News-Record & Sentinel, August 2020

Professor Ofswich is a campus curiosity.  Students call him “Doctor Offsides” for his (very funny) letters to the college newspaper mocking collegiate sports.  He lives alone with his mutt dog, Gruesome.  He has no friends, wants none and recognizes no professional colleagues.

Ofswich is a world-renowned authority on John Locke, particularly how his ideas of government by the people often lose out to dictators.  But for all his expertise in government theory, he hates politics, which he calls “freedom’s fatal flaw.”  He does steal Ronald Reagan jokes, though, especially the one about the three-legged chicken.

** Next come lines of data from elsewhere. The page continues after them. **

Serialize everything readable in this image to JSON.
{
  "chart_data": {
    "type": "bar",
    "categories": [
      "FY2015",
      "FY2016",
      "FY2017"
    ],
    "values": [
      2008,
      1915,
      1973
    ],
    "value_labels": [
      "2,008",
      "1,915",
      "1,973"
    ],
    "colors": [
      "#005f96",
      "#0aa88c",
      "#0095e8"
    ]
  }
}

In 2016, Ofswiche happened upon Donald Trump’s acceptance speech at the GOP convention.  Trump was saying, “When I take the oath of office, next year, I will restore law and order to our country. Believe me!”  Ofswich snorted, “Law enforcement in America is local, you idiot!”  But then a thought made him smile: What if Trump really is ignorant?  What if he actually thinks he can do unconstitutional stuff as president?”      

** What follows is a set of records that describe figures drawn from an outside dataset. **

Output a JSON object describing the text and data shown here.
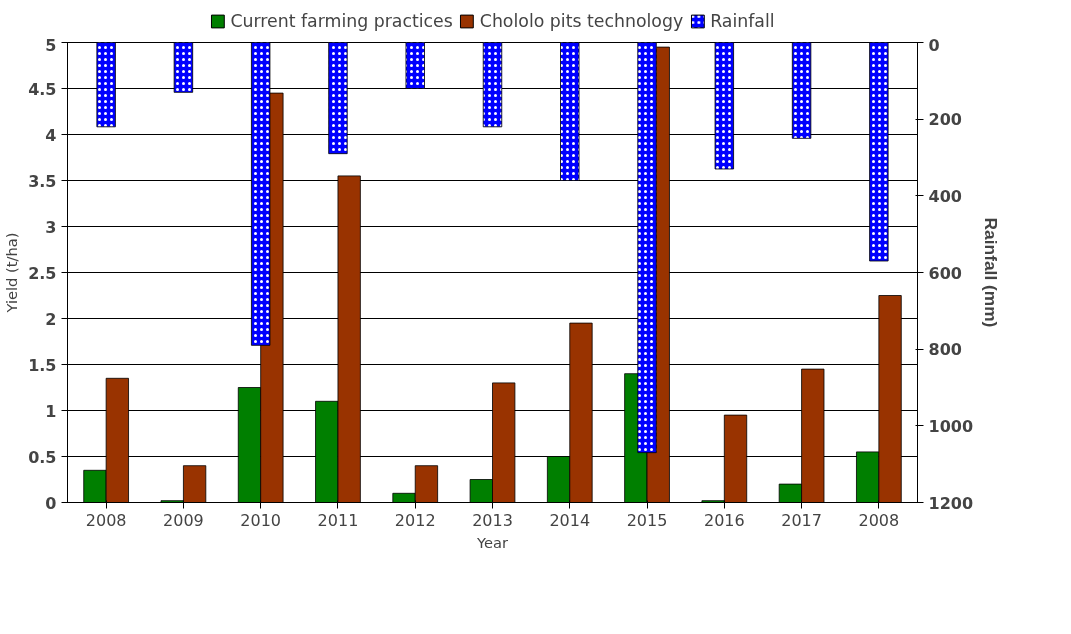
{
  "chart_data": {
    "type": "bar",
    "xlabel": "Year",
    "ylabel": "Yield (t/ha)",
    "y2label": "Rainfall (mm)",
    "categories": [
      "2008",
      "2009",
      "2010",
      "2011",
      "2012",
      "2013",
      "2014",
      "2015",
      "2016",
      "2017",
      "2008"
    ],
    "series": [
      {
        "name": "Current farming practices",
        "color": "#007f00",
        "values": [
          0.35,
          0.02,
          1.25,
          1.1,
          0.1,
          0.25,
          0.5,
          1.4,
          0.02,
          0.2,
          0.55
        ]
      },
      {
        "name": "Chololo pits technology",
        "color": "#993300",
        "values": [
          1.35,
          0.4,
          4.45,
          3.55,
          0.4,
          1.3,
          1.95,
          4.95,
          0.95,
          1.45,
          2.25
        ]
      },
      {
        "name": "Rainfall",
        "color": "#0000ff",
        "axis": "y2",
        "values": [
          220,
          130,
          790,
          290,
          120,
          220,
          360,
          1070,
          330,
          250,
          570
        ]
      }
    ],
    "ylim": [
      0,
      5
    ],
    "yticks": [
      0,
      0.5,
      1,
      1.5,
      2,
      2.5,
      3,
      3.5,
      4,
      4.5,
      5
    ],
    "y2lim": [
      1200,
      0
    ],
    "y2ticks": [
      0,
      200,
      400,
      600,
      800,
      1000,
      1200
    ],
    "grid": "y",
    "legend": "top"
  }
}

The prospect delighted him.  Ofswich, you see, has always been more academic than patriotic.  When Trump won, he sent two 8×10 photographs to Trump Tower.  On one he wrote: “Benito Mussolini speaking to adoring crowds.”  The other was the iconic shot of Mussolini hanging upside down from a gas station, a hostile mob nearby.  Ofswich wrote on this one: “Mussolini with a different crowd.”  The return address was his.  He set his table for coffee with the FBI.

Since then, he’s watched Trump with interest – first, for entertainment but then, to his surprise, as an American.  After Trump’s acquittal in the Senate, Ofswich mused to his dog: “We both know the man’s a child and a coward – not the stuff of successful dictators.  But there he is, running a Washington puppet show.”     

Last month, he saw federal troops in city streets and the U.S. Postal Service crippled to muddle the election and set up a ‘national emergency.’  Ofswich stroked his beard.

“Gruesome,” he said, “Trump wants to be Putin, but he doesn’t have Putin’s discipline and intellect.  He’s the executive who can’t execute.  It’s all coming down to this:  Trump is Trump.  But America is America.”

Gruesome seemed surprised at his patriotism.  He wagged his tail. 

“It’s Thomas Paine time, old boy,” he said, “and I’m in.  After Trump, we’ll fix the Founding Fathers’ excessive trust in human nature.”  He was visibly excited.